Residents of urban, suburban, and rural communities will benefit from expanded, accessible and affordable public transportation; investments in electric buses, trucks, and other clean vehicles; resilient transportation infrastructure; improved pedestrian walkways; safe infrastructure for biking; and transit-accessible affordable housing.

Potential benefits: transit, infrastructure, jobs, economy, and health
Investments in clean and modern transportation solutions will benefit everyone.

Thus far, the states have evaluated three potential levels of policy ambition, with the strongest scenario requiring a reduction in transportation carbon pollution of 25 percent by 2032. Among its many benefits, the states project such a policy would, by the year 2032, prevent over 1,000 premature deaths and 1,300 asthma attacks per year, while providing $10 billion annually in public health benefits, including reduced medical bills, by cleaning up our air.

The states and D.C. have committed to ensure these benefits are shared equitably, including by ensuring communities disproportionately impacted by pollution and climate change and most underserved by the current transportation system are better off under the policy.

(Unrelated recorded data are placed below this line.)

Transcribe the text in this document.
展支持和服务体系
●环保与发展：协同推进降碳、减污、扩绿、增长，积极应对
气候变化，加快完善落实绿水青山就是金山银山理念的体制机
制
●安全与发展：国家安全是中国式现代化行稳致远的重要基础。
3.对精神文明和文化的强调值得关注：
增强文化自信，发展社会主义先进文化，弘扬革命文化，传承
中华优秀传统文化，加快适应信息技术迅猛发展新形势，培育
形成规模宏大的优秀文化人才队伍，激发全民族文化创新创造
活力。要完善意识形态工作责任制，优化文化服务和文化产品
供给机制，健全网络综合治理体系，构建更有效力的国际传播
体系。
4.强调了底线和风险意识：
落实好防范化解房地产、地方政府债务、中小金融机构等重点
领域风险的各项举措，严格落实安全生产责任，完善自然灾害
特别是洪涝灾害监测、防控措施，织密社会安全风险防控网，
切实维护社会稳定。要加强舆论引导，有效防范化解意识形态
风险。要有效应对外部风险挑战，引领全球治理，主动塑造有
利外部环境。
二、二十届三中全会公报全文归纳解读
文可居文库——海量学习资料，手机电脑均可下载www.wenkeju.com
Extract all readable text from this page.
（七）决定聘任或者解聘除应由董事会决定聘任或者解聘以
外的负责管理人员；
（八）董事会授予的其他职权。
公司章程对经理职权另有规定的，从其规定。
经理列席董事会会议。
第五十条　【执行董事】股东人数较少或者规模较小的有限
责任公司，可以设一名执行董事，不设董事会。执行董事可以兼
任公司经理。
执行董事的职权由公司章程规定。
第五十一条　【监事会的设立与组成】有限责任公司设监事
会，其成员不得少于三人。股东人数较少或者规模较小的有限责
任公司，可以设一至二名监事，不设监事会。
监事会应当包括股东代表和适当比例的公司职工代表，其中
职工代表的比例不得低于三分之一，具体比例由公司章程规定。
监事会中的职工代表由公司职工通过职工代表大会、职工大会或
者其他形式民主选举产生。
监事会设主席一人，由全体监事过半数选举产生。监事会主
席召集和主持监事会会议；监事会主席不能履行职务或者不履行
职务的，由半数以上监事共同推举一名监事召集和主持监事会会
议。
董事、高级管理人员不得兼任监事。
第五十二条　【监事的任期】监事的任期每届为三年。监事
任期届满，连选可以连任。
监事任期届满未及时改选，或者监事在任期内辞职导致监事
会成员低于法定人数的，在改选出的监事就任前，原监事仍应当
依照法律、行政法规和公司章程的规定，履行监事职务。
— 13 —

Strengthening the Final Proposal

While the draft proposal is a major step forward, there are still several questions that must be answered. These include key details around policy design, such as the need to set a minimum price on pollution and establish market protections like an “Emissions Containment Reserve” that would automatically strengthen the regional policy—and more quickly reduce transportation pollution—if the cost of doing so ends up being cheaper than expected. We’ve seen how similar elements in the region’s clean power policy design create a more robust framework, and the states should apply these lessons in the transportation sector as well.

Also important is the level of pollution reductions that the states commit to in their final policy. With transportation accounting for the largest share of climate pollution, the region’s clean transportation policy must be sufficiently bold and ambitious to ensure the scale of pollution reductions we need to address the climate crisis.

While today’s proposal includes a range of potential pollution reduction levels, it does not yet commit the states and D.C. to a final standard for transportation. Based on other analyses, we believe there are still greater opportunities to reduce transportation pollution and invest in clean solutions than the states’ draft analysis currently assumes.

In the coming weeks, NRDC and others will provide comments on the draft TCI policy proposal, including ways to strengthen it to build the clean and modern transportation system eastern state communities want and deserve.

Today, however, we recognize the states and D.C. for taking a big step forward with the release of their long-awaited proposal. The policy framework they have laid out is a sign of tangible progress that the region’s governors and the mayor of D.C. are working to ensure a brighter transportation future for their residents in the coming New Year and the years ahead.